Beschließt der Ausschuss für Risikobewertung im Bereich der Pharmakovigilanz oder die Koordinierungsgruppe, einen Mitberichterstatter zu benennen, so wird die Vergütung des Berichterstatters und des Mitberichterstatters gemäß den Teilen I, II und III des Anhangs bestimmt.

(2) Die Beträge, die der Vergütung der einzelnen in Absatz 1 Unterabsatz 1 dieses Artikels genannten Tätigkeiten entsprechen, sind in den Teilen I, II und III des Anhangs niedergelegt.

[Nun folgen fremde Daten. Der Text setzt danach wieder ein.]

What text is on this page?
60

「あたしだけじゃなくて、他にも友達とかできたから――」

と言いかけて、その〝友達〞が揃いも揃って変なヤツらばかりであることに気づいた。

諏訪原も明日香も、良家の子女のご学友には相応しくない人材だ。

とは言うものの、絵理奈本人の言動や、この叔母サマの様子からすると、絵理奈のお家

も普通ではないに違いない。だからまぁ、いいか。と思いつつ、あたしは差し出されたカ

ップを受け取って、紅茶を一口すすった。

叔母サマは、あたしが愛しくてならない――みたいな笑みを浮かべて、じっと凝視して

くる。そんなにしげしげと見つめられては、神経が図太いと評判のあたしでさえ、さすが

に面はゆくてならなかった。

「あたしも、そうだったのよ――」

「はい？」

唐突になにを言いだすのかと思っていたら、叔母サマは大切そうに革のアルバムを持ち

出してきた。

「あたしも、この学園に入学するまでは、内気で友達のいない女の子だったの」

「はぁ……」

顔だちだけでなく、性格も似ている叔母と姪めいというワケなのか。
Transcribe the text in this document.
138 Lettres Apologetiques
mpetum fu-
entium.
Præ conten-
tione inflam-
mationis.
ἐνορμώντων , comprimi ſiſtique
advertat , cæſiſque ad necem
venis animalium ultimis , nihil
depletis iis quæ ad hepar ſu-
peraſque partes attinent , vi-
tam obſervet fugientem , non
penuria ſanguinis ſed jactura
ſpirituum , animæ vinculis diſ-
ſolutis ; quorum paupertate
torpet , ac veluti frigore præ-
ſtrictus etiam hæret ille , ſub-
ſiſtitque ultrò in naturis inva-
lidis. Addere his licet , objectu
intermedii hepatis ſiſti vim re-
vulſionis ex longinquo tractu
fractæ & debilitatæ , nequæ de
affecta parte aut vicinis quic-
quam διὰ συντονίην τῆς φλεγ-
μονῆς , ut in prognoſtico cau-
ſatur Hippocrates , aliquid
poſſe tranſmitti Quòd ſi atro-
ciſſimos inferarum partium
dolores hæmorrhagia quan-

(3) Die in Absatz 1 Unterabsatz 1 Buchstaben a, b und d vorgesehene Vergütung wird erst gezahlt, wenn der Abschlussbericht für eine Empfehlung, die vom Ausschuss für Risikobewertung im Bereich der Pharmakovigilanz angenommen werden soll, der Agentur zur Verfügung gestellt worden ist. Die in Absatz 1 Unterabsatz 1 Buchstabe c vorgesehene Vergütung für die Bewertung von Unbedenklichkeitsstudien nach der Zulassung wird in zwei Tranchen gezahlt. Die erste Tranche für die Bewertung des Protokollentwurfs und die zweite Tranche für die Bewertung des abschließenden Studienberichts werden gezahlt, wenn die jeweiligen abschließenden Bewertungsberichte dem Ausschuss für Risikobewertung im Bereich der Pharmakovigilanz vorgelegt worden sind.

(4) Die Vergütung für die Dienste des Berichterstatters und des Mitberichterstatters und für jegliche damit zusammenhängende wissenschaftliche oder technische Unterstützung berührt nicht die Verpflichtung der Mitgliedstaaten, es zu unterlassen, den Mitgliedern und Sachverständigen des Ausschusses für Risikobewertung im Bereich der Pharmakovigilanz Anweisungen zu erteilen, die mit den jeweiligen Aufgaben dieser Mitglieder und Sachverständigen in ihrer Funktion als Berichterstatter und Mitberichterstatter, oder mit den Aufgaben und Zuständigkeiten der Agentur unvereinbar sind.

(5) Die Vergütung wird gemäß dem schriftlichen Vertrag nach Artikel 62 Absatz 3 Unterabsatz 1 der Verordnung (EG) Nr. 726/2004 gezahlt. Bankgebühren, die im Zusammenhang mit der Bezahlung der Vergütung anfallen, trägt die Agentur.

Artikel 10
Zahlungsweise

(1) Die Gebühren werden in Euro entrichtet.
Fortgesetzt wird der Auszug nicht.